Most days of the week, I find myself presenting on the
subject of injury free movement, motor skill milestones, and the 10 natural
movements of man to coaches, clients and the members within our club (Gloves
Boxing Club). Personally, I see this as an
education that is valuable to all humans - not just the people who practice -
as these subjects are of course all entwined. In fact all movement is, it just
depends on how it is performed.
Without the understanding of the fundamentals of human
movement you are simply teaching movement for movement’s sake - great for the
T-shirt muscles and mirror performers, but completely useless for strong, fit
and healthy athletic individuals.
For some reason the health and fitness industry went off on
a bit of a tangent towards the use of seated equipment to train leverage into
the system.
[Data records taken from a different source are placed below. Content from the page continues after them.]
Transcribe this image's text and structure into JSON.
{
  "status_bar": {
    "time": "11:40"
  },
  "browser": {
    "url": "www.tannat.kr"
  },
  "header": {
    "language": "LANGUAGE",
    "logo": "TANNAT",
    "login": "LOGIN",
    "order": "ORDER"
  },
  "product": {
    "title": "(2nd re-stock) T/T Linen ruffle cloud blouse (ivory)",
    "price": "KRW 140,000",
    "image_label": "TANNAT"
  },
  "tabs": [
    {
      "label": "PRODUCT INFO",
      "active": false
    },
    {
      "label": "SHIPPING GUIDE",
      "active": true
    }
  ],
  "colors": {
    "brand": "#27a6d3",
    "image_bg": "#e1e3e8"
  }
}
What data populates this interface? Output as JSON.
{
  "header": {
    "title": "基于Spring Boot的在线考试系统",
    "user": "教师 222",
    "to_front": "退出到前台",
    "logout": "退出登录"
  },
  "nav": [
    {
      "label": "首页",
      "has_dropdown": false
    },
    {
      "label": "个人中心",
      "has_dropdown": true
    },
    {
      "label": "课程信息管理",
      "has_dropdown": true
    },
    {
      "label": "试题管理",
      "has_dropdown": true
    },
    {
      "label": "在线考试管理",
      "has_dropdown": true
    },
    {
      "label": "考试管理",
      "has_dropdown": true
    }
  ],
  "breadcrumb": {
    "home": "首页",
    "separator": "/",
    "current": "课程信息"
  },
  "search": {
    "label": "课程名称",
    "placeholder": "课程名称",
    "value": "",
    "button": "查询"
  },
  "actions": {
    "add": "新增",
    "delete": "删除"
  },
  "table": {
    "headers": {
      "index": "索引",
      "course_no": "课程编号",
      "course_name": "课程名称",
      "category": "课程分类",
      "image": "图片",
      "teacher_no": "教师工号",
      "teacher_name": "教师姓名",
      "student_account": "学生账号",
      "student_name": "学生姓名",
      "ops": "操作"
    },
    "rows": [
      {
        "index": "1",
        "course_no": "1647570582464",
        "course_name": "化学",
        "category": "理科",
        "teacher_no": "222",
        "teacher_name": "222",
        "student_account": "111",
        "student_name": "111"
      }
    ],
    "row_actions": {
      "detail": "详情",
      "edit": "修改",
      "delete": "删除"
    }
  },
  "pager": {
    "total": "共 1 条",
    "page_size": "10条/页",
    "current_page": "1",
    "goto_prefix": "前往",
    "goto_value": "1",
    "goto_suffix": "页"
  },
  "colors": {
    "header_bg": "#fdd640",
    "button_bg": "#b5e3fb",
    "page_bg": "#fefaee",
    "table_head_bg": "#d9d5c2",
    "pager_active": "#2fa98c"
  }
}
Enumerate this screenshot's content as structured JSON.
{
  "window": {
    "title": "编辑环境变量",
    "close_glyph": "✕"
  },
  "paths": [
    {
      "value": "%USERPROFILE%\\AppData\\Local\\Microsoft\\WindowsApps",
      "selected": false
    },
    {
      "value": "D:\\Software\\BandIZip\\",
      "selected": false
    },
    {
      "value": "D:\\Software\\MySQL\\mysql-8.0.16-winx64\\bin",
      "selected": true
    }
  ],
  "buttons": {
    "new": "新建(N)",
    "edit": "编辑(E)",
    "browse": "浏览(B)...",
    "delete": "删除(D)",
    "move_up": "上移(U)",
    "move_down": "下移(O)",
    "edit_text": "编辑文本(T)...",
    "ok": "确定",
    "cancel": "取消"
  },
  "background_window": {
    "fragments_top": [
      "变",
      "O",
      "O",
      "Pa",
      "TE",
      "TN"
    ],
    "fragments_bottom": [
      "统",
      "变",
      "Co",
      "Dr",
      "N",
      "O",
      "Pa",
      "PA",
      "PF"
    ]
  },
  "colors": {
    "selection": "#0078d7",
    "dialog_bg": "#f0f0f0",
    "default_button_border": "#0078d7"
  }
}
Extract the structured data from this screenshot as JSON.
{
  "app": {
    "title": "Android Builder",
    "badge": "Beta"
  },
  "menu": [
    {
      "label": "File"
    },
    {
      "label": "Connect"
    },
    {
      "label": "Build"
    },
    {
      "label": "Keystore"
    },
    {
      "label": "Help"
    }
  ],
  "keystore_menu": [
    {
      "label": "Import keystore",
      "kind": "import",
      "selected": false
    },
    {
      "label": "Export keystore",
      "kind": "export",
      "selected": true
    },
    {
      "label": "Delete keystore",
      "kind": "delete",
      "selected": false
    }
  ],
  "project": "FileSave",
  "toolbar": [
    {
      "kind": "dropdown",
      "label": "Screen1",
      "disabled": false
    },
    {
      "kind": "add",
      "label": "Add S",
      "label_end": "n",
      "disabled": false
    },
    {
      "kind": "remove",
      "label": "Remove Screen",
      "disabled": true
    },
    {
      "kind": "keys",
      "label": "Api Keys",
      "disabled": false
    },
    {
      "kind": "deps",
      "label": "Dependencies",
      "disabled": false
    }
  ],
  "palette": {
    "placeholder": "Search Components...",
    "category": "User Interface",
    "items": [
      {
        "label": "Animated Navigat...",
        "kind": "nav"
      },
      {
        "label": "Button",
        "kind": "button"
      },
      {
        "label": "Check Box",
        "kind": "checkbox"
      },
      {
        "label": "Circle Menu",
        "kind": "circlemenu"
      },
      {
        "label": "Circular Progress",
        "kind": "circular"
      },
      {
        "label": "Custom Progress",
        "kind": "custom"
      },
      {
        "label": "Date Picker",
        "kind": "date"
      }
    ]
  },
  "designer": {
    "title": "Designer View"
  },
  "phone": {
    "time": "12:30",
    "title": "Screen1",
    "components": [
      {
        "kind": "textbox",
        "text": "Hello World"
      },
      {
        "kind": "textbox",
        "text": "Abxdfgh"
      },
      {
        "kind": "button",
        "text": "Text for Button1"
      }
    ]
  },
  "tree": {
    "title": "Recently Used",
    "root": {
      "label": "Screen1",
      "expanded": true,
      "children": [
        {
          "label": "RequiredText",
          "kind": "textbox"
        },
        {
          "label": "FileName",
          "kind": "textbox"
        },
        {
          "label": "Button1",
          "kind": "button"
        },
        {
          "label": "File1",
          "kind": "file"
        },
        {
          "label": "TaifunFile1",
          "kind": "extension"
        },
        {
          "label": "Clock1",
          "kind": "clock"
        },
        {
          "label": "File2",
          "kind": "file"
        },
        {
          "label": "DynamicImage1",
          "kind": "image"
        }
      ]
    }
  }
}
To me this has always seemed absurd: sit down all day and then go
to the gym and make yourself even stronger at being seated! But luckily we are
starting to see a shift in that paradigm. I would say, and this is only my
opinion, that the current education in the health industry, is more midstream than downstream. Rightly so as only the dead fish go down
stream!
No "workout of the day" here, with Ben Medder |
Climbing - an essential movement, with Ben Medder |
Barefoot running, a favourite of mine, has now been accepted
by the performance market. But without coaching the individual back into
becoming a barefoot runner and how nature had intended with the correct
posture, rhythm and technical ability, the participant usually gains an injury
along the way. This can be said for all movement. If you look at the
discipline you are looking to coach and have the knowledge of the
natural laws as your filter to analyze and prescribe, you will create a
skilled being.
The hierarchy in all movement is posture and the understanding of this is fundamental for the coach. You will understand how to make movement efficient and injury free for your client. Most clients will come to you with the desire to lose weight and get fit/fitter, but without the fundamentals in place, you heighten the risk of your client picking up an injury and with the injury comes the inability to train or the fear of movement. Not quite the desired effect the client was looking for!
If your client doesn’t look good, you won’t look good, and believe me this isn’t the best way to build a business within a very competitive market.